Bronson had his ideals before he was married, as most men have, concerning the kind of a home he hoped for. He always said that it was not so much what your home was, as how it was. He believed that a home consisted more in the feelings and aims of its inmates than in rugs and jardinières. He said to me once, “The oneness of two people could make a home in Sahara.”

He was ambitious, too, feeling within himself that power which makes orators and statesmen, but needing the approval and encouragement of some one who also realized his capabilities, to enable him to do his best. He himself was the one who was sympathetic, if he had only known it. His nature responded with the utmost readiness to whatever appealed to him from the side of right or justice.

He had noble hopes in many directions, hopes which inspired me to believe in his truth and goodness, aside from his capabilities for achieving greatness. His eagle sight, which read through other men’s shams and pretences; his moral sense, which bade him shun even the appearance of evil, not only permitted, but urged him, seemingly, into this marriage with Flossy, by which he effectually cut himself off from his dearest aspirations. One by one I have seen him relinquish them, holding to them lovingly to the last. The hours at home, which he intended to give to study and research, have been sacrificed to the petting and nursing of a perfectly well woman, who demanded it of him. His home life, where he had dreamed of a congenial atmosphere, where the centripetal force should be the love of wife and children, merged into frequent journeys for Flossy—who would have been happy if she never had been obliged to stay in one place over a week—and a shifting of their one child Rachel into the care of nurses, because Flossy fretted at the care of her and demanded all of Bronson’s time for herself.

Thus was Bronson’s life being twisted and bent from its natural course.
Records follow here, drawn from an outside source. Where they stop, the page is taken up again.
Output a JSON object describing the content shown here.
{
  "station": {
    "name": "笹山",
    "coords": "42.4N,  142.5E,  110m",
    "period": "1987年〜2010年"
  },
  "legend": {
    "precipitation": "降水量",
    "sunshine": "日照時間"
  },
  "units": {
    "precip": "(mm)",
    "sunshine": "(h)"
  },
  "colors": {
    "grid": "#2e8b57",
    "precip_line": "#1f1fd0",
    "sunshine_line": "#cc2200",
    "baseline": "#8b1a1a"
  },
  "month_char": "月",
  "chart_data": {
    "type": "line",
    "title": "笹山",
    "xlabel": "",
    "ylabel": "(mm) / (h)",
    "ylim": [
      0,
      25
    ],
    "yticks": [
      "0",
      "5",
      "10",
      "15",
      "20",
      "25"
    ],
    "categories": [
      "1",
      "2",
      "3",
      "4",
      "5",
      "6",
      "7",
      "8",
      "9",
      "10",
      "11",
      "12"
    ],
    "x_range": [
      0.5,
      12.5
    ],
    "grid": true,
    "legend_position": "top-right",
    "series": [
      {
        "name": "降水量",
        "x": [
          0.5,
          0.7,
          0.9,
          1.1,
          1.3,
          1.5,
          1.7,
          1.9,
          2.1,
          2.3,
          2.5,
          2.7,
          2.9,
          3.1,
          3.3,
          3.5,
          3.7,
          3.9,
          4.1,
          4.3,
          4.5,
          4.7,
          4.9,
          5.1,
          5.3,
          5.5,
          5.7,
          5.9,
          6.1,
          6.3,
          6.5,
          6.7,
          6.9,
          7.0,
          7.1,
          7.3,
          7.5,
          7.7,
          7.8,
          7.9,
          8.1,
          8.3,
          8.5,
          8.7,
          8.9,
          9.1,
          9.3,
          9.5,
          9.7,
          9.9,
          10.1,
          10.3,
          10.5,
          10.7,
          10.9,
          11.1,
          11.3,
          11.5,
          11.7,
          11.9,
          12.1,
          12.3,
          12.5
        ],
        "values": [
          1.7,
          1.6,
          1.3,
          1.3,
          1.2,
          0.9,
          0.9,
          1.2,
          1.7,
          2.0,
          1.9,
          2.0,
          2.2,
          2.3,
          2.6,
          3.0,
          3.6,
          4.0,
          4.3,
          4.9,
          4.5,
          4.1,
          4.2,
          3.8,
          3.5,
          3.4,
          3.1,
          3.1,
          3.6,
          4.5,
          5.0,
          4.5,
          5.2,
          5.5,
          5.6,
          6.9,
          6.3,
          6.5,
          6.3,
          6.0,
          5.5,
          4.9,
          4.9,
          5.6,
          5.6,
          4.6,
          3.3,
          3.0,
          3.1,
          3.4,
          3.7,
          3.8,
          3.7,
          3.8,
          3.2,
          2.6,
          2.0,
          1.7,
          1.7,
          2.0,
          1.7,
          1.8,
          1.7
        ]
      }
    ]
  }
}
Was it a weakness in him? To be sure he might have shown his strength by breaking loose from family ties, and, hardening his heart to his wife’s plaints, have carried out his ambitions with some degree of success. He did attempt this, nor did he fail in his career. He was called a fairly successful man. I dare say the majority of people never knew that he was created for grander things. But something was sapping his energy at the fountain-head. Was he realizing that he had helped to shatter his ideals with his own hand?

I never am so well satisfied with my lot of single-blessedness as when I contemplate the sort of wife Flossy makes. That may sound arrogant, but this is a secret session of human nature, when arrogance and all native-born sins are permissible.